New OCRA Program Targets Rural Communities

The executive director of the Indiana Office of Community and Rural Affairs says the recently-launched Hoosier Enduring Legacy Program is designed to help rural communities deal with the financial impact of the pandemic. Denny Spinner says when funding from the American Rescue Plan Act was announced, OCRA sent out a survey to communities asking how the agency could help. “It came back very clear that they needed some guidance; they needed somebody to step alongside them and really connect the funds that are coming to these communities and connect that to projects and priorities that would help them leverage that dollar as much as they possibly can,” Spinner said.

Spinner discussed HELP and the state of rural Indiana in an interview on Inside INdiana Business with Gerry Dick.

“This is an opportunity of legacy proportions for cities, towns and counties to make decisions about funding that we hope is once in a lifetime to connect things that can really change your community,” he said.

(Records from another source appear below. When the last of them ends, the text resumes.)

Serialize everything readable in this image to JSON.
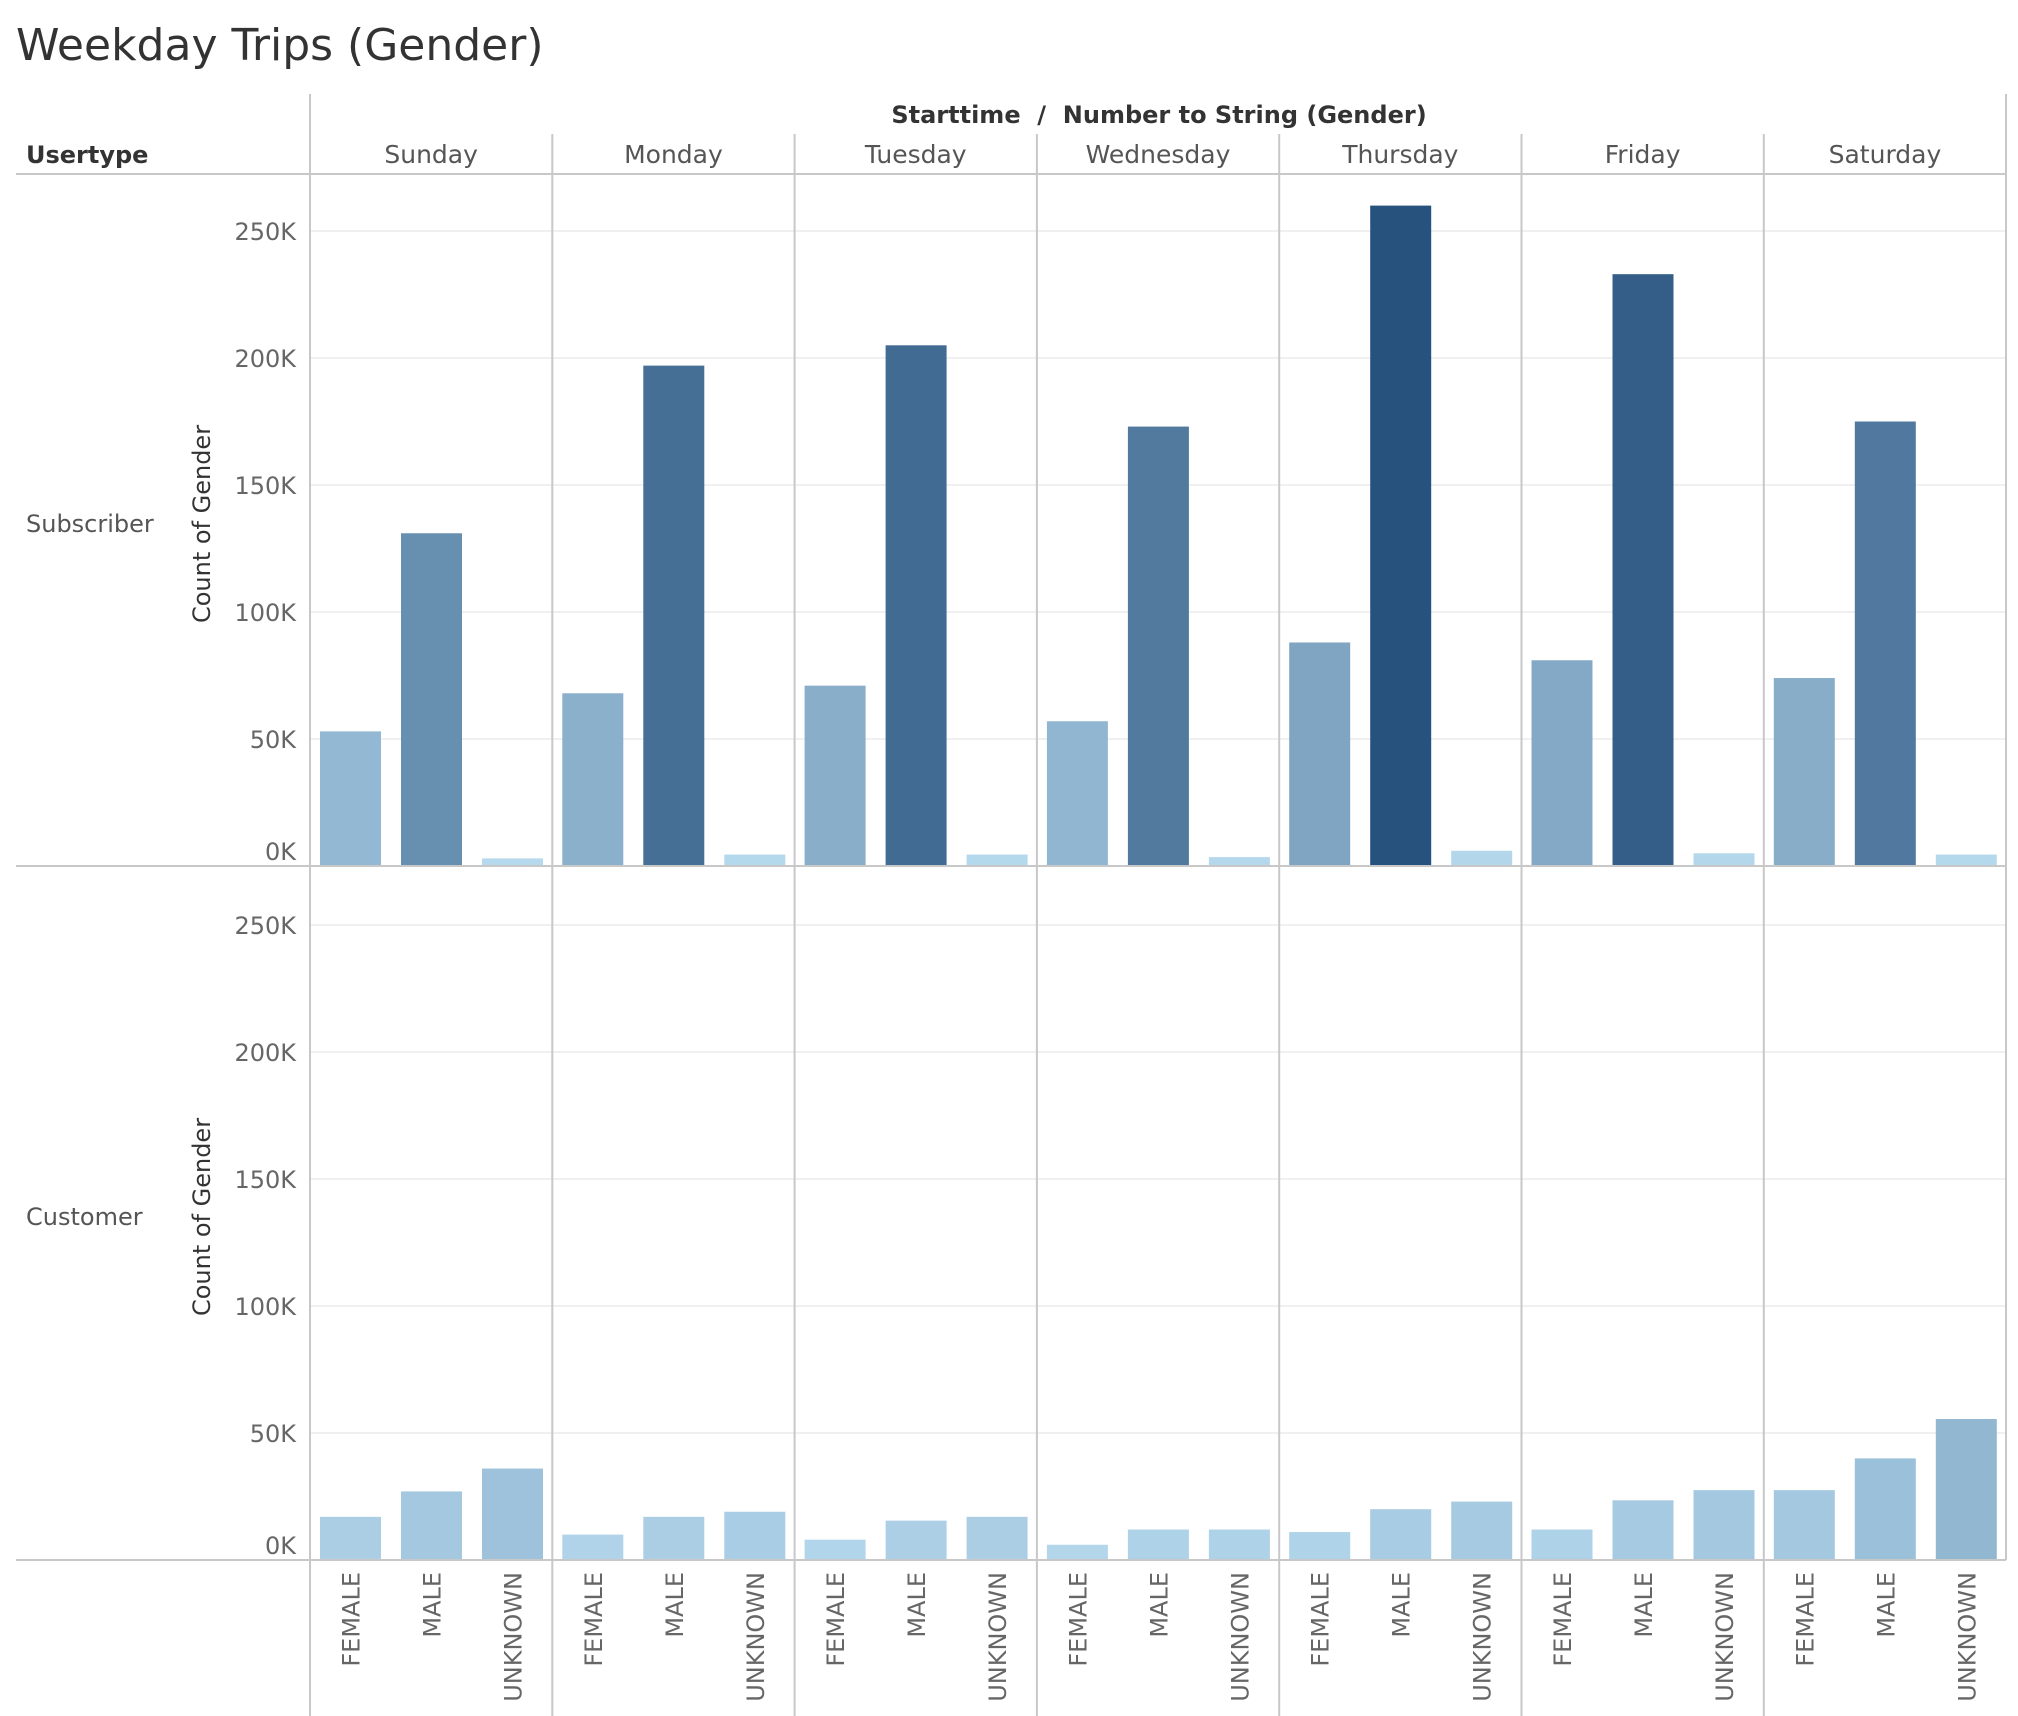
{
  "title": "Weekday Trips (Gender)",
  "column_header_title": "Starttime  /  Number to String (Gender)",
  "row_header_title": "Usertype",
  "axis_title": "Count of Gender",
  "colors": {
    "text": "#333333",
    "gridline": "#ececec",
    "divider": "#c8c8c8",
    "bar_light": "#b9dcf0",
    "bar_dark": "#27527e"
  },
  "chart_data": {
    "type": "bar",
    "title": "Weekday Trips (Gender)",
    "xlabel": "Starttime / Number to String (Gender)",
    "ylabel": "Count of Gender",
    "ylim": [
      0,
      270000
    ],
    "yticks": [
      0,
      50000,
      100000,
      150000,
      200000,
      250000
    ],
    "ytick_labels": [
      "0K",
      "50K",
      "100K",
      "150K",
      "200K",
      "250K"
    ],
    "grid": true,
    "days": [
      "Sunday",
      "Monday",
      "Tuesday",
      "Wednesday",
      "Thursday",
      "Friday",
      "Saturday"
    ],
    "genders": [
      "FEMALE",
      "MALE",
      "UNKNOWN"
    ],
    "panels": [
      {
        "usertype": "Subscriber",
        "values": [
          [
            53000,
            131000,
            3000
          ],
          [
            68000,
            197000,
            4500
          ],
          [
            71000,
            205000,
            4500
          ],
          [
            57000,
            173000,
            3500
          ],
          [
            88000,
            260000,
            6000
          ],
          [
            81000,
            233000,
            5000
          ],
          [
            74000,
            175000,
            4500
          ]
        ]
      },
      {
        "usertype": "Customer",
        "values": [
          [
            17000,
            27000,
            36000
          ],
          [
            10000,
            17000,
            19000
          ],
          [
            8000,
            15500,
            17000
          ],
          [
            6000,
            12000,
            12000
          ],
          [
            11000,
            20000,
            23000
          ],
          [
            12000,
            23500,
            27500
          ],
          [
            27500,
            40000,
            55500
          ]
        ]
      }
    ]
  }
}
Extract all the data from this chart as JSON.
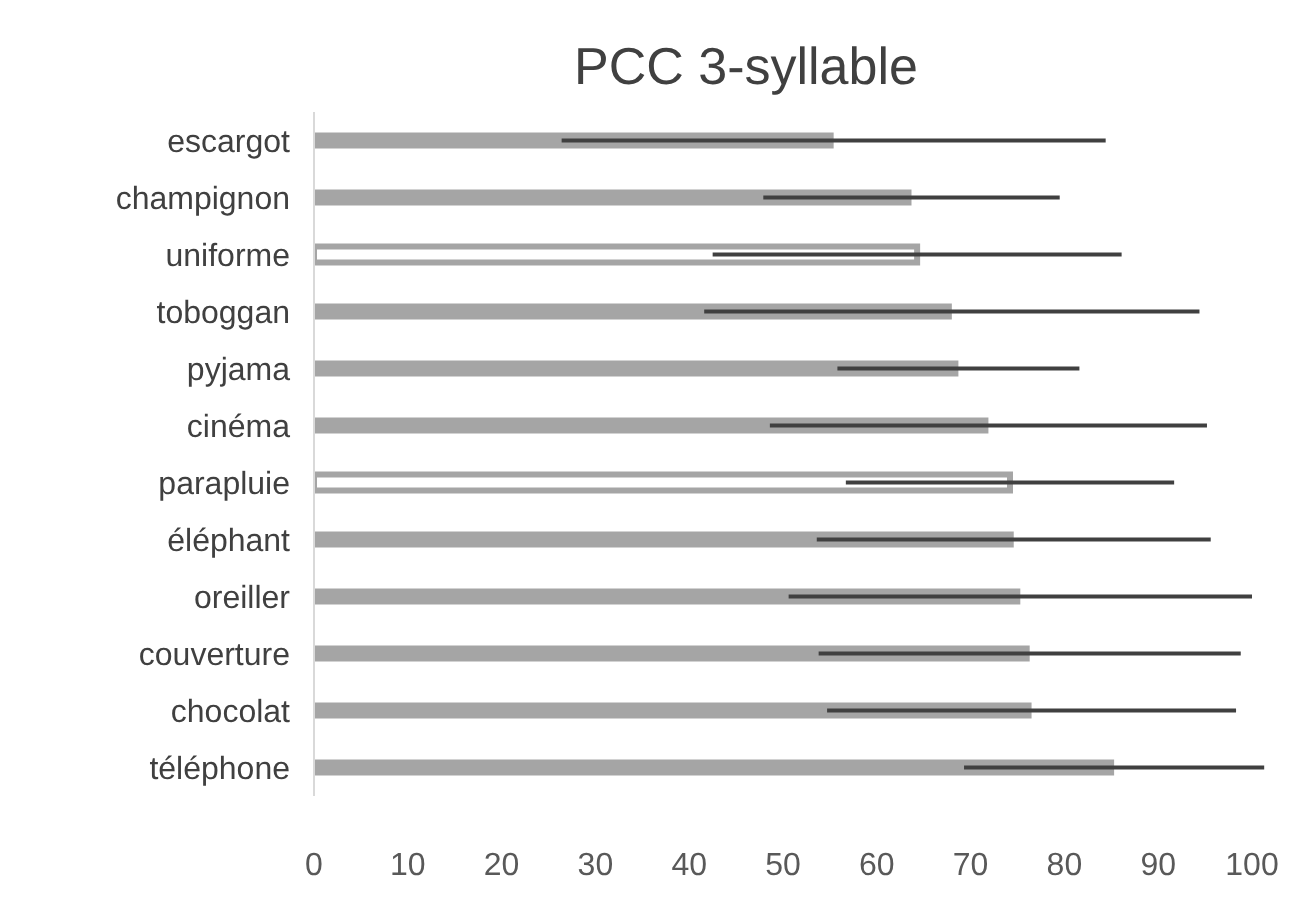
{
  "chart_data": {
    "type": "bar",
    "orientation": "horizontal",
    "title": "PCC 3-syllable",
    "categories": [
      "escargot",
      "champignon",
      "uniforme",
      "toboggan",
      "pyjama",
      "cinéma",
      "parapluie",
      "éléphant",
      "oreiller",
      "couverture",
      "chocolat",
      "téléphone"
    ],
    "series": [
      {
        "color": "#a5a5a5",
        "colors": [
          "#a5a5a5",
          "#a5a5a5",
          "#ffffff",
          "#a5a5a5",
          "#a5a5a5",
          "#a5a5a5",
          "#ffffff",
          "#a5a5a5",
          "#a5a5a5",
          "#a5a5a5",
          "#a5a5a5",
          "#a5a5a5"
        ],
        "values": [
          55.4,
          63.7,
          64.3,
          68,
          68.7,
          71.9,
          74.2,
          74.6,
          75.3,
          76.3,
          76.5,
          85.3
        ],
        "errors": [
          29,
          15.8,
          21.8,
          26.4,
          12.9,
          23.3,
          17.5,
          21,
          24.7,
          22.5,
          21.8,
          16
        ]
      }
    ],
    "xlim": [
      0,
      100
    ],
    "xticks": [
      0,
      10,
      20,
      30,
      40,
      50,
      60,
      70,
      80,
      90,
      100
    ],
    "grid": false,
    "legend": false
  }
}
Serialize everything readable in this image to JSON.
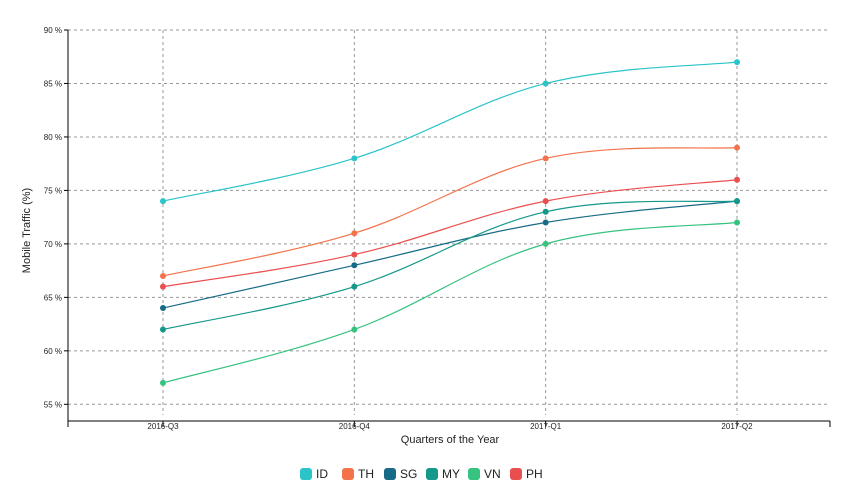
{
  "chart_data": {
    "type": "line",
    "title": "",
    "xlabel": "Quarters of the Year",
    "ylabel": "Mobile Traffic (%)",
    "categories": [
      "2016-Q3",
      "2016-Q4",
      "2017-Q1",
      "2017-Q2"
    ],
    "ylim": [
      54,
      90
    ],
    "yticks": [
      55,
      60,
      65,
      70,
      75,
      80,
      85,
      90
    ],
    "ytick_labels": [
      "55 %",
      "60 %",
      "65 %",
      "70 %",
      "75 %",
      "80 %",
      "85 %",
      "90 %"
    ],
    "grid": true,
    "legend_position": "bottom",
    "series": [
      {
        "name": "ID",
        "color": "#2ac4c9",
        "values": [
          74,
          78,
          85,
          87
        ]
      },
      {
        "name": "TH",
        "color": "#f4734b",
        "values": [
          67,
          71,
          78,
          79
        ]
      },
      {
        "name": "SG",
        "color": "#176b86",
        "values": [
          64,
          68,
          72,
          74
        ]
      },
      {
        "name": "MY",
        "color": "#14988a",
        "values": [
          62,
          66,
          73,
          74
        ]
      },
      {
        "name": "VN",
        "color": "#36c27f",
        "values": [
          57,
          62,
          70,
          72
        ]
      },
      {
        "name": "PH",
        "color": "#ea4f4f",
        "values": [
          66,
          69,
          74,
          76
        ]
      }
    ]
  }
}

The year-long program is being implemented with help from the Center for Regional Development at Purdue University, the Indiana University Center for Rural Engagement, the Indiana Communities Institute at Ball State University, and Ivy Tech Community College.

“They all know these communities so well and being able to bring those resources to rural Indiana and have them focused on really our needs in rural Indiana right now, I think, is an offering that is really exciting for all of us,” said Spinner.

Spinner, a former mayor of Huntingburg, says the four focus areas of HELP highlight the needs in rural Indiana. Those areas include advancing e-connectivity, promoting community wellness, improving quality of place, and strengthening local economies.

“How do we connect rural Indiana to make it the place that people can live, do work, and prosper? [With] community wellness, we’re facing challenges in wellness right now in our rural Indiana communities that have never been faced before because of the separation and the distancing that happened during COVID. So, what is community wellness? That’s more than just a walking trail; it’s that health that you have to have. And you’ve got to have quality of place to really make Indiana thrive and grow.”